En ese mismo desasosiego se encuentra Estados Unidos. La semana comenzó con la impactante definición de las primarias demócratas para la alcaldía de Nueva York. El ganador fue Zohran Mamdani, de 33 años, nacido en Uganda y musulmán devoto. ¿Quién es? Un extremista de izquierda que se define como socialista, anhela la expropiación de los medios de producción, propone la estatización masiva de viviendas, precios regulados y hasta supermercados estatales. Pero no es solo eso.
Mamdani llamó a “globalizar la intifada”, apoyó organizaciones que mandaban plata a Hamas y tiene una clara afinidad con el extremismo islámico. Es la personificación de esta extraña alianza entre la extrema izquierda occidental y el islamismo más radical. Dos movimientos que, en teoría, no tienen nada en común —uno promueve los derechos LGBT, el otro los persigue—, pero que se encuentran en el odio común a Israel, a Estados Unidos y a Occidente.
¿Ganó porque lo votaron los inmigrantes? No. Le fue mejor en los barrios blancos, ricos y con alto nivel educativo. Las élites de Occidente, las más instruidas, son las que votan a líderes que desprecian los valores que los formaron.
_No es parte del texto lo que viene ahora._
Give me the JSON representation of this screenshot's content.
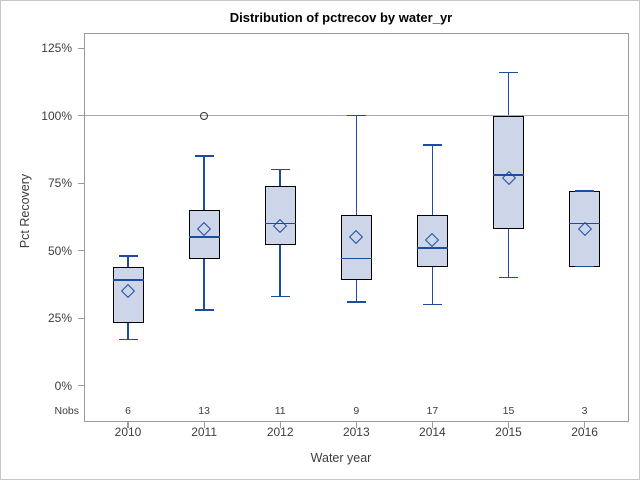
{
  "chart_data": {
    "type": "box",
    "title": "Distribution of pctrecov by water_yr",
    "xlabel": "Water year",
    "ylabel": "Pct Recovery",
    "nobs_label": "Nobs",
    "categories": [
      "2010",
      "2011",
      "2012",
      "2013",
      "2014",
      "2015",
      "2016"
    ],
    "nobs": [
      6,
      13,
      11,
      9,
      17,
      15,
      3
    ],
    "y_ticks": [
      0,
      25,
      50,
      75,
      100,
      125
    ],
    "y_tick_labels": [
      "0%",
      "25%",
      "50%",
      "75%",
      "100%",
      "125%"
    ],
    "ylim": [
      -13,
      131
    ],
    "reference_line": 100,
    "grid": "off",
    "legend": "none",
    "series": [
      {
        "category": "2010",
        "whisker_low": 17,
        "q1": 23,
        "median": 39,
        "mean": 35,
        "q3": 44,
        "whisker_high": 48,
        "outliers": []
      },
      {
        "category": "2011",
        "whisker_low": 28,
        "q1": 47,
        "median": 55,
        "mean": 58,
        "q3": 65,
        "whisker_high": 85,
        "outliers": [
          100
        ]
      },
      {
        "category": "2012",
        "whisker_low": 33,
        "q1": 52,
        "median": 60,
        "mean": 59,
        "q3": 74,
        "whisker_high": 80,
        "outliers": []
      },
      {
        "category": "2013",
        "whisker_low": 31,
        "q1": 39,
        "median": 47,
        "mean": 55,
        "q3": 63,
        "whisker_high": 100,
        "outliers": []
      },
      {
        "category": "2014",
        "whisker_low": 30,
        "q1": 44,
        "median": 51,
        "mean": 54,
        "q3": 63,
        "whisker_high": 89,
        "outliers": []
      },
      {
        "category": "2015",
        "whisker_low": 40,
        "q1": 58,
        "median": 78,
        "mean": 77,
        "q3": 100,
        "whisker_high": 116,
        "outliers": []
      },
      {
        "category": "2016",
        "whisker_low": 44,
        "q1": 44,
        "median": 60,
        "mean": 58,
        "q3": 72,
        "whisker_high": 72,
        "outliers": []
      }
    ],
    "colors": {
      "box_fill": "#ccd6e8",
      "box_border": "#000000",
      "whisker": "#1c4da0",
      "median": "#1c4da0",
      "mean_marker": "#1c4da0",
      "outlier": "#333333",
      "reference_line": "#aaaaaa",
      "axis_frame": "#9b9b9b",
      "text": "#3d3d3d"
    }
  }
}
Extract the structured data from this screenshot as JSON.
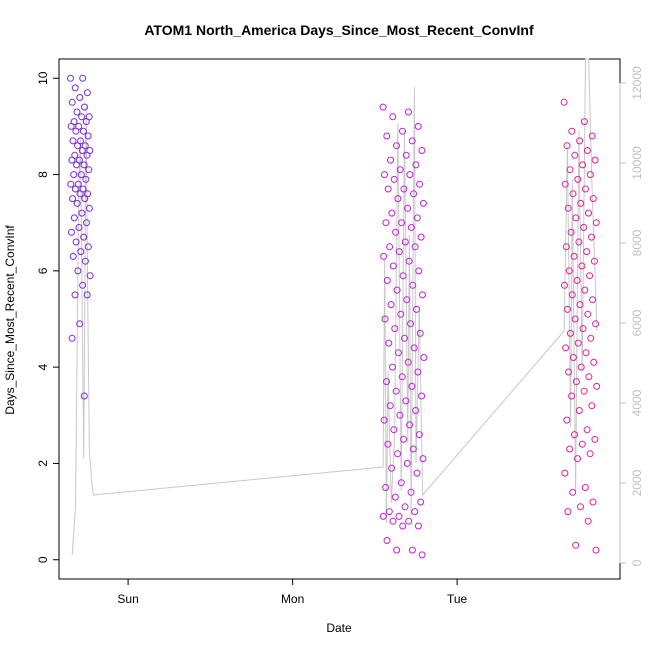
{
  "chart_data": {
    "type": "scatter",
    "title": "ATOM1 North_America Days_Since_Most_Recent_ConvInf",
    "xlabel": "Date",
    "ylabel": "Days_Since_Most_Recent_ConvInf",
    "x_unit": "days",
    "x_ticks": [
      {
        "label": "Sun",
        "value": 1.0
      },
      {
        "label": "Mon",
        "value": 2.0
      },
      {
        "label": "Tue",
        "value": 3.0
      }
    ],
    "xlim": [
      0.58,
      3.99
    ],
    "ylim": [
      -0.4,
      10.4
    ],
    "y_ticks": [
      0,
      2,
      4,
      6,
      8,
      10
    ],
    "y2_ticks": [
      0,
      2000,
      4000,
      6000,
      8000,
      10000,
      12000
    ],
    "y2lim": [
      -400,
      12600
    ],
    "grid": false,
    "legend": "none",
    "colors": {
      "sun_cluster": "#7a2bd8",
      "mon_cluster": "#c020d8",
      "tue_cluster": "#e0209a",
      "count_line": "#c8c8c8",
      "axis": "#000000",
      "right_axis": "#c0c0c0"
    },
    "clusters": [
      {
        "name": "Sun",
        "x_range": [
          0.65,
          0.77
        ],
        "y_values": [
          10.0,
          10.0,
          9.8,
          9.7,
          9.6,
          9.5,
          9.4,
          9.3,
          9.2,
          9.2,
          9.1,
          9.1,
          9.0,
          9.0,
          8.9,
          8.9,
          8.8,
          8.7,
          8.7,
          8.6,
          8.6,
          8.5,
          8.5,
          8.4,
          8.4,
          8.3,
          8.3,
          8.2,
          8.2,
          8.1,
          8.0,
          8.0,
          7.9,
          7.8,
          7.8,
          7.7,
          7.7,
          7.6,
          7.6,
          7.5,
          7.5,
          7.4,
          7.3,
          7.2,
          7.1,
          7.0,
          6.9,
          6.8,
          6.7,
          6.6,
          6.5,
          6.4,
          6.3,
          6.2,
          6.0,
          5.9,
          5.7,
          5.5,
          5.5,
          4.9,
          4.6,
          3.4
        ]
      },
      {
        "name": "Mon",
        "x_range": [
          2.55,
          2.8
        ],
        "y_values": [
          9.4,
          9.3,
          9.2,
          9.0,
          8.9,
          8.8,
          8.7,
          8.6,
          8.5,
          8.4,
          8.3,
          8.2,
          8.1,
          8.0,
          8.0,
          7.9,
          7.8,
          7.7,
          7.7,
          7.6,
          7.5,
          7.4,
          7.3,
          7.2,
          7.1,
          7.0,
          7.0,
          6.9,
          6.8,
          6.7,
          6.6,
          6.5,
          6.5,
          6.4,
          6.3,
          6.2,
          6.1,
          6.0,
          5.9,
          5.8,
          5.7,
          5.6,
          5.5,
          5.4,
          5.3,
          5.2,
          5.1,
          5.0,
          4.9,
          4.8,
          4.7,
          4.6,
          4.5,
          4.4,
          4.3,
          4.2,
          4.1,
          4.0,
          3.9,
          3.8,
          3.7,
          3.6,
          3.5,
          3.4,
          3.3,
          3.2,
          3.1,
          3.0,
          2.9,
          2.8,
          2.7,
          2.6,
          2.5,
          2.4,
          2.3,
          2.2,
          2.1,
          2.0,
          1.9,
          1.8,
          1.6,
          1.5,
          1.4,
          1.3,
          1.2,
          1.1,
          1.0,
          1.0,
          0.9,
          0.9,
          0.8,
          0.8,
          0.7,
          0.7,
          0.4,
          0.2,
          0.2,
          0.1
        ]
      },
      {
        "name": "Tue",
        "x_range": [
          3.65,
          3.85
        ],
        "y_values": [
          9.5,
          9.1,
          8.9,
          8.8,
          8.7,
          8.6,
          8.5,
          8.4,
          8.3,
          8.2,
          8.1,
          8.0,
          7.9,
          7.8,
          7.7,
          7.6,
          7.5,
          7.4,
          7.3,
          7.2,
          7.1,
          7.0,
          6.9,
          6.8,
          6.7,
          6.6,
          6.5,
          6.4,
          6.3,
          6.2,
          6.1,
          6.0,
          5.9,
          5.8,
          5.7,
          5.6,
          5.5,
          5.4,
          5.3,
          5.2,
          5.1,
          5.0,
          4.9,
          4.8,
          4.7,
          4.6,
          4.5,
          4.4,
          4.3,
          4.2,
          4.1,
          4.0,
          3.9,
          3.8,
          3.7,
          3.6,
          3.5,
          3.4,
          3.2,
          3.1,
          2.9,
          2.7,
          2.6,
          2.5,
          2.4,
          2.3,
          2.2,
          2.1,
          1.8,
          1.5,
          1.4,
          1.2,
          1.1,
          1.0,
          0.8,
          0.3,
          0.2
        ]
      }
    ],
    "count_series": {
      "name": "count",
      "axis": "right",
      "points": [
        [
          0.66,
          200
        ],
        [
          0.68,
          1400
        ],
        [
          0.7,
          9200
        ],
        [
          0.71,
          10600
        ],
        [
          0.72,
          6800
        ],
        [
          0.73,
          2600
        ],
        [
          0.745,
          11400
        ],
        [
          0.755,
          6400
        ],
        [
          0.765,
          2800
        ],
        [
          0.78,
          2000
        ],
        [
          0.79,
          1700
        ],
        [
          2.55,
          2400
        ],
        [
          2.56,
          7600
        ],
        [
          2.57,
          1000
        ],
        [
          2.58,
          4800
        ],
        [
          2.6,
          1500
        ],
        [
          2.62,
          3200
        ],
        [
          2.64,
          11000
        ],
        [
          2.66,
          1800
        ],
        [
          2.68,
          10800
        ],
        [
          2.7,
          3000
        ],
        [
          2.71,
          8200
        ],
        [
          2.72,
          1200
        ],
        [
          2.74,
          11900
        ],
        [
          2.75,
          2500
        ],
        [
          2.77,
          6400
        ],
        [
          2.79,
          1700
        ],
        [
          3.65,
          5800
        ],
        [
          3.67,
          10400
        ],
        [
          3.69,
          3400
        ],
        [
          3.7,
          9600
        ],
        [
          3.72,
          1800
        ],
        [
          3.74,
          10800
        ],
        [
          3.76,
          4800
        ],
        [
          3.78,
          12600
        ],
        [
          3.8,
          12600
        ],
        [
          3.82,
          9400
        ],
        [
          3.85,
          5800
        ]
      ]
    }
  }
}
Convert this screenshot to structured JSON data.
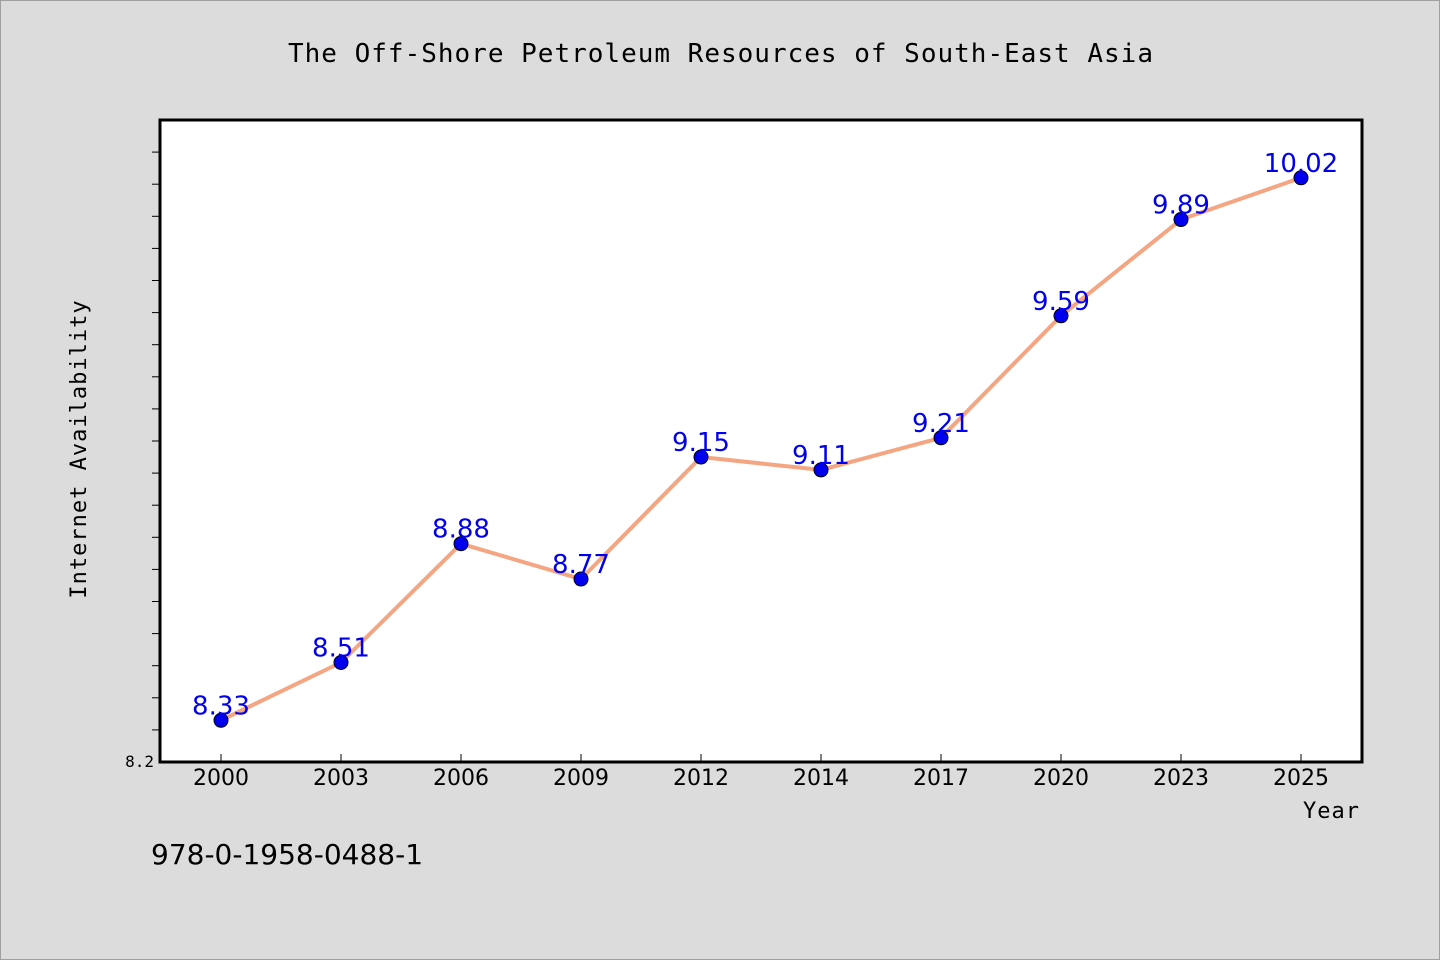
{
  "chart_data": {
    "type": "line",
    "title": "The Off-Shore Petroleum Resources of South-East Asia",
    "xlabel": "Year",
    "ylabel": "Internet Availability",
    "categories": [
      "2000",
      "2003",
      "2006",
      "2009",
      "2012",
      "2014",
      "2017",
      "2020",
      "2023",
      "2025"
    ],
    "series": [
      {
        "values": [
          8.33,
          8.51,
          8.88,
          8.77,
          9.15,
          9.11,
          9.21,
          9.59,
          9.89,
          10.02
        ]
      }
    ],
    "data_labels": [
      "8.33",
      "8.51",
      "8.88",
      "8.77",
      "9.15",
      "9.11",
      "9.21",
      "9.59",
      "9.89",
      "10.02"
    ],
    "ylim": [
      8.2,
      10.2
    ],
    "y_minor_step": 0.1,
    "y_tick_labels": [
      "8.2"
    ],
    "grid": false,
    "legend": "none",
    "colors": {
      "background": "#dcdcdc",
      "plot_background": "#ffffff",
      "line": "#f4a582",
      "marker": "#0000ee",
      "data_label": "#0000ee"
    },
    "annotation": "978-0-1958-0488-1"
  }
}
Esa es la paradoja. Y esa es la crisis de identidad cada vez más evidente.
Esta semana se publicó una encuesta que la ratifica. Desde hace años, Gallup pregunta a los estadounidenses si se sienten orgullosos de serlo. En 2001, el 90% de los republicanos y el 84% de los demócratas respondían que sí. Hoy el 92% de los republicanos responde que sí. Pero entre los demócratas solo el 36% se siente orgulloso de ser estadounidense. ¿Cómo no iba a ganar alguien como Mamdani, que está abiertamente en contra de todo lo que representa Estados Unidos?
Esa es la mayor diferencia con las sociedades orientales, donde hay una identidad muy definida. Desde este lado del mundo podrá parecer aberrante, pero a ellos les funciona. Una sociedad que no sabe quién es, que no puede establecer con claridad qué valores la definen, no tiene cómo defenderse de las amenazas que enfrenta. Por lo tanto, no tiene cómo perdurar.